The biggest complaint seems to be regarding the costs of a subscription versus a perpetual license that you pay for once and can use for as long as you like. Whether Creative Cloud costs more will, naturally, depend on the user. If you use most of the applications in the creative suite and use them frequently you will certainly profit from the new licensing scheme. Those who are more periodic users that don't upgrade often may find themselves set back a bit more. Having said that, one has to consider if the comparison is even fair.

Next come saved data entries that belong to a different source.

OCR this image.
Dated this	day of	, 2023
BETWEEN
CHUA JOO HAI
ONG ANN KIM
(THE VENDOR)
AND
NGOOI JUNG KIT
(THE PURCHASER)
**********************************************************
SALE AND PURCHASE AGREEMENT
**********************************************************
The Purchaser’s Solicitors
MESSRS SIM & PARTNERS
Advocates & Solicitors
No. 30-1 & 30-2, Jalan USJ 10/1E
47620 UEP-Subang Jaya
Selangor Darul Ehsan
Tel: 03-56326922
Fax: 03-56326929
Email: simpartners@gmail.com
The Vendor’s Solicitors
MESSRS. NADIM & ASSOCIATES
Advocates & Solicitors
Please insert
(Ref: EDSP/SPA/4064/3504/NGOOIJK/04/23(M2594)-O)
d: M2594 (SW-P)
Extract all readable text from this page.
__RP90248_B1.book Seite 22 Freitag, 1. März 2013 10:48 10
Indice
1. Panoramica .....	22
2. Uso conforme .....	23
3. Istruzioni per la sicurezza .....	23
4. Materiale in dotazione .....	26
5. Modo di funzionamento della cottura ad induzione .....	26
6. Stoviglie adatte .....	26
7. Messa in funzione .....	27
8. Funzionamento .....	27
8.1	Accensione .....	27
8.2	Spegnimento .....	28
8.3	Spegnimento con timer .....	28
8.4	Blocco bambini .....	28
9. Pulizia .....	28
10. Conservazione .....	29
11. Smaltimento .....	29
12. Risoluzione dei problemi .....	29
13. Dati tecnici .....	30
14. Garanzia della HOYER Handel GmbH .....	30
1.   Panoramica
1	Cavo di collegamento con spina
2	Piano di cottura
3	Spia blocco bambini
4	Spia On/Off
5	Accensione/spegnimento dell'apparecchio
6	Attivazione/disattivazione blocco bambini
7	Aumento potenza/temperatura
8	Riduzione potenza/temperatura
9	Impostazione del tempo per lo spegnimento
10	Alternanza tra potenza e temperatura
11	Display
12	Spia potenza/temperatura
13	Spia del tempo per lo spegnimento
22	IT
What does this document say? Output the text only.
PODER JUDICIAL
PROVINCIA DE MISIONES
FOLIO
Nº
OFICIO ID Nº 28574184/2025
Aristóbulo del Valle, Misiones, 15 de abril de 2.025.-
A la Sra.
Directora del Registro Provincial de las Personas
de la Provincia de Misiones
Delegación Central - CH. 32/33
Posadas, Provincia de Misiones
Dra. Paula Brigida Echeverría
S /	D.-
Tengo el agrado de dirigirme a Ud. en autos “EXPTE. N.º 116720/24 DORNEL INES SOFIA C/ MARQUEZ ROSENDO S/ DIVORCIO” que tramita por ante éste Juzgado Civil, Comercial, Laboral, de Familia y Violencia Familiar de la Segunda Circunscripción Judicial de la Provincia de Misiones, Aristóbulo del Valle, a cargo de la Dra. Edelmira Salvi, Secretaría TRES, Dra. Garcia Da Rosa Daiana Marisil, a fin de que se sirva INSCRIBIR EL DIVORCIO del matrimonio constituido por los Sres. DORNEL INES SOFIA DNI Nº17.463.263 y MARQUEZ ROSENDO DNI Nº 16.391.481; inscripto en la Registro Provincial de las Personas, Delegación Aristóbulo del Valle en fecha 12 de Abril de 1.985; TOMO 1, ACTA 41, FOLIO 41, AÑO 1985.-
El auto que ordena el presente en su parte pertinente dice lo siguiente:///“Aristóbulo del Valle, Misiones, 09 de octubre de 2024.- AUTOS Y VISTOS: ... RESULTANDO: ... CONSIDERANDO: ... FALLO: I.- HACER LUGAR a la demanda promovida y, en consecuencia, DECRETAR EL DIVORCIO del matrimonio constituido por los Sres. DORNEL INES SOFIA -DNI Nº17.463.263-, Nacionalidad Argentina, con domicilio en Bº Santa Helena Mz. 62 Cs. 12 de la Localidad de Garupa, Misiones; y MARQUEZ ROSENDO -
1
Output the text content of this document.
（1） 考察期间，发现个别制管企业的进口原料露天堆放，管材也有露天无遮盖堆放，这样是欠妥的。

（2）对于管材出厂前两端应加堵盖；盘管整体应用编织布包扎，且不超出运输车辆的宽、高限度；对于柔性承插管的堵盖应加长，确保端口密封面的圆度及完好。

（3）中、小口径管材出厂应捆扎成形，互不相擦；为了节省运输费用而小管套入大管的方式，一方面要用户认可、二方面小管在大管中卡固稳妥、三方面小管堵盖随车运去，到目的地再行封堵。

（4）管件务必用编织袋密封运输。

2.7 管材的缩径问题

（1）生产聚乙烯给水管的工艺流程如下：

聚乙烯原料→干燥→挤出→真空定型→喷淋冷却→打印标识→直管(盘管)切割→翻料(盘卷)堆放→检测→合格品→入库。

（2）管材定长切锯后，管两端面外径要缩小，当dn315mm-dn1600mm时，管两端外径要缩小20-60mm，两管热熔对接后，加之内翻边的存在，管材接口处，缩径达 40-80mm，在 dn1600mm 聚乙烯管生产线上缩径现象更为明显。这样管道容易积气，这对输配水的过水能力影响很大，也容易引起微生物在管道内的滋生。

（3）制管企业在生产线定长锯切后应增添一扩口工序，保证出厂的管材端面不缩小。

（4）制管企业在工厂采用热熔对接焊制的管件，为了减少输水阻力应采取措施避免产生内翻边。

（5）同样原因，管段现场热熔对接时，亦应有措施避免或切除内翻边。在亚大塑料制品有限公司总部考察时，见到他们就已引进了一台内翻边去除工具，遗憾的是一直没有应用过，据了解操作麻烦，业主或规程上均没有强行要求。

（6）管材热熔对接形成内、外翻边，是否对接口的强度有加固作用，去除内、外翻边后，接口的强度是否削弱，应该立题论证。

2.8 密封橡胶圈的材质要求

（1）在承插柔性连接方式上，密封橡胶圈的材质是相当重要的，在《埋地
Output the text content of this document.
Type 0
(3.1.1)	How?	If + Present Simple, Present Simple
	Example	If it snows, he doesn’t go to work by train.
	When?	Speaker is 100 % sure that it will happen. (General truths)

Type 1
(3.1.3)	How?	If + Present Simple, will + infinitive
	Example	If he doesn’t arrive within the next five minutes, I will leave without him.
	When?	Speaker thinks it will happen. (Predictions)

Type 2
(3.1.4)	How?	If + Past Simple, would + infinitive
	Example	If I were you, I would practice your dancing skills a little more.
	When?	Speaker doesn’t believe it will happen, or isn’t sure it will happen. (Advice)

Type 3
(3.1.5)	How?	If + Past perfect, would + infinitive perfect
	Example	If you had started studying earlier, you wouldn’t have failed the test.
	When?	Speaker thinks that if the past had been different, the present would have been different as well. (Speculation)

Adobe will argue that the customer is getting more from Creative Cloud than they did in the past. They are getting more frequent, guaranteed updates. And they are getting cloud features. Additionally, having a 30-day option allows periodic users, such as freelancers who may switch applications from project to project, in a sense, to pay only for what they need. And, admitting that what the Cloud is offering for the moment is not much to write home about, I do agree that Adobe is offering us a new and different product. For now, that may be lightly modified CS6 applications; but over time I would anticipate them to mature into truly cloud-based solutions, not just desktop programs with a bit of free storage and a file-sharing server to sweeten the deal.